Another issue is that achieving customer satisfaction is not enough. The sixth annual World Insurance Report from IT services company Capgemini and Efma, a global membership organisation of retail financial services companies, points out that it is just a one-time measure of how products and services meet or surpass customer expectations. Instead, institutions must improve “customer experience”, which reflects the entire customer life cycle.
This means that institutions must provide a tailored offering that is relevant at that particular time in the customer relationship. To do this they have already built data warehouses to create a single view of customers by integrating all structured transactional data. They have also installed powerful business intelligence software to segment customers and analyse their behaviour.
However, their latest challenge is to integrate this with all the unstructured data about each customer, both internally from website visits, call-centre records, e-mails and so on, and external data from social networks. This requires a different set of tools and techniques, referred to as “big data” technology.
“Creating extremely targeted and personalised customer experiences requires an ideal combination of technology, analytics and people,” says Mr Sarenac. “Institutions need to process more and better data.”
Data equity: Unlocking the value of big data, from the Centre of Economic and Business Research, on behalf of SAS, estimates that big data could create a cumulative economic benefit, 2012-17, of more than £6.4 billion for retail banking, £5.2 billion for investment banking and £4.6 billion for insurance.
However, data raises the fear of cybercrime. Research from Avaya, an enterprise communications systems vendor, and Sabio, a contact-centre specialist, found that six million people in the UK cut ties with organisations because of security concerns and financial services providers presented the highest risk, with 46 per cent suspecting breaches.

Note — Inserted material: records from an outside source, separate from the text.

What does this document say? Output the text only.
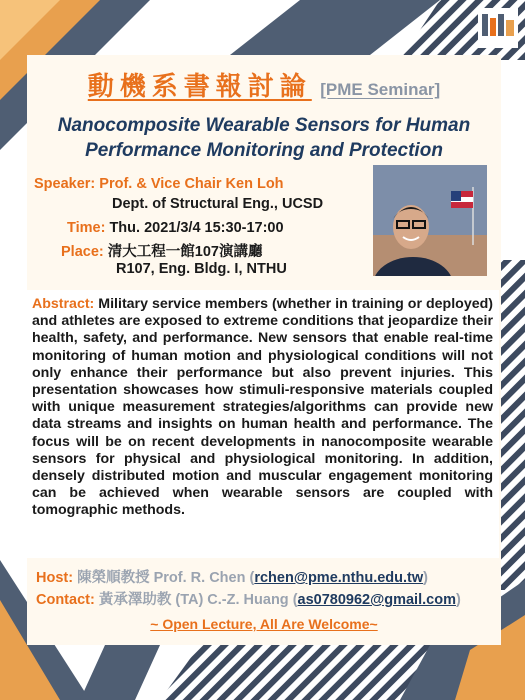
動機系書報討論 [PME Seminar]
Nanocomposite Wearable Sensors for Human
Performance Monitoring and Protection
Speaker: Prof. & Vice Chair Ken Loh
Dept. of Structural Eng., UCSD
Time: Thu. 2021/3/4 15:30-17:00
Place: 清大工程一館107演講廳
R107, Eng. Bldg. I, NTHU

Abstract: Military service members (whether in training or deployed) and athletes are exposed to extreme conditions that jeopardize their health, safety, and performance. New sensors that enable real-time monitoring of human motion and physiological conditions will not only enhance their performance but also prevent injuries. This presentation showcases how stimuli-responsive materials coupled with unique measurement strategies/algorithms can provide new data streams and insights on human health and performance. The focus will be on recent developments in nanocomposite wearable sensors for physical and physiological monitoring. In addition, densely distributed motion and muscular engagement monitoring can be achieved when wearable sensors are coupled with tomographic methods.

Host: 陳榮順教授 Prof. R. Chen (rchen@pme.nthu.edu.tw)
Contact: 黃承澤助教 (TA) C.-Z. Huang (as0780962@gmail.com)
~ Open Lecture, All Are Welcome~
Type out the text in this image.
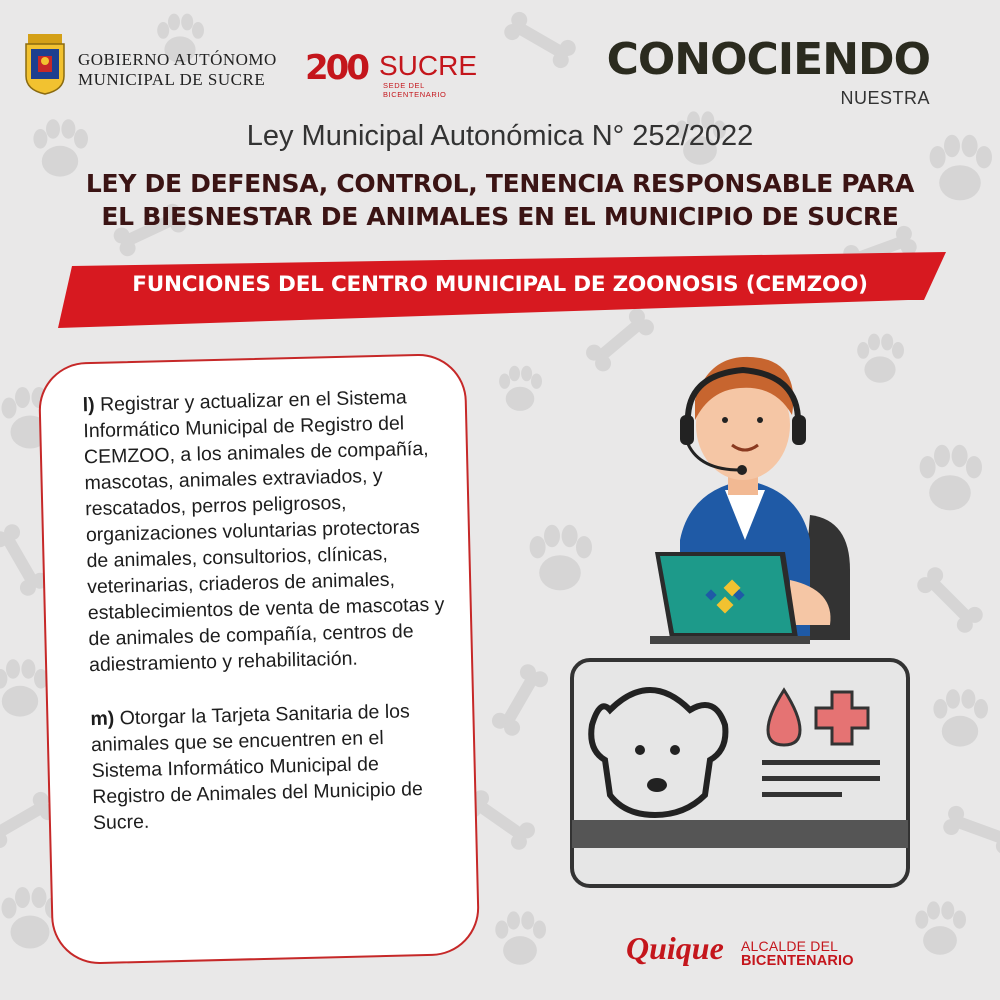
GOBIERNO AUTÓNOMO
MUNICIPAL DE SUCRE	200 SUCRE
SEDE DEL BICENTENARIO
CONOCIENDO
NUESTRA
Ley Municipal Autonómica N° 252/2022
LEY DE DEFENSA, CONTROL, TENENCIA RESPONSABLE PARA
EL BIESNESTAR DE ANIMALES EN EL MUNICIPIO DE SUCRE
FUNCIONES DEL CENTRO MUNICIPAL DE ZOONOSIS (CEMZOO)

l) Registrar y actualizar en el Sistema Informático Municipal de Registro del CEMZOO, a los animales de compañía, mascotas, animales extraviados, y rescatados, perros peligrosos, organizaciones voluntarias protectoras de animales, consultorios, clínicas, veterinarias, criaderos de animales, establecimientos de venta de mascotas y de animales de compañía, centros de adiestramiento y rehabilitación.

m) Otorgar la Tarjeta Sanitaria de los animales que se encuentren en el Sistema Informático Municipal de Registro de Animales del Municipio de Sucre.

Quique ALCALDE DEL
BICENTENARIO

Similarly, recent research by YouGov, on behalf of IT security vendor Kaspersky Lab, found that of the 84 per cent who use online banking, 34 per cent feel significantly at risk, 80 per cent rely on the banks’ security systems, but only 39 per cent have confidence in them.
“Financial service organisations have put a lot of time, effort and money into protecting both their systems and customers’ data,” says David Emm, senior security researcher at Kaspersky Lab. “The best way to confront public fear is by educating customers and providing them with protection measures. Cybercriminals follow the path of least resistance, so stealing direct from the customer, the weakest link in the chain, is much easier than going through the institution.”
Fortunately, the Avaya-Sabio research found that respondents are willing to embrace technology to tackle the problem. They are reassured by automation and anonymity, and regard humans as the weakest security link. Only 5 per cent think that sharing card details with a human agent is secure, yet 81 per cent feel more comfortable entering a password.
Technology is increasingly becoming a differentiator, with a better customer experience growing the relationship. The DMA-Affinion report reveals that customers average only two financial products, typically current and savings accounts. There is potential to extend this to more profitable insurance-based products or investments.
Martin Scovell, chief executive of MatsSoft BPM, which provides business process management services, says that technology can be the “dream ticket” that improves market share and reduces costs. Happier and better-informed customers have reduced chase calls by 65 per cent and complaints 90 per cent.
“Instead of using ‘clunky’ legacy systems or a supertanker of rules to herd customers around, you can deliver satisfaction with streamlined technology that supplies transparent information,” he says. “Never before has the service delivery of institutions been so polarised. The complacent risk dinosaur-like extinction, while adopters will unlock enormous potential.”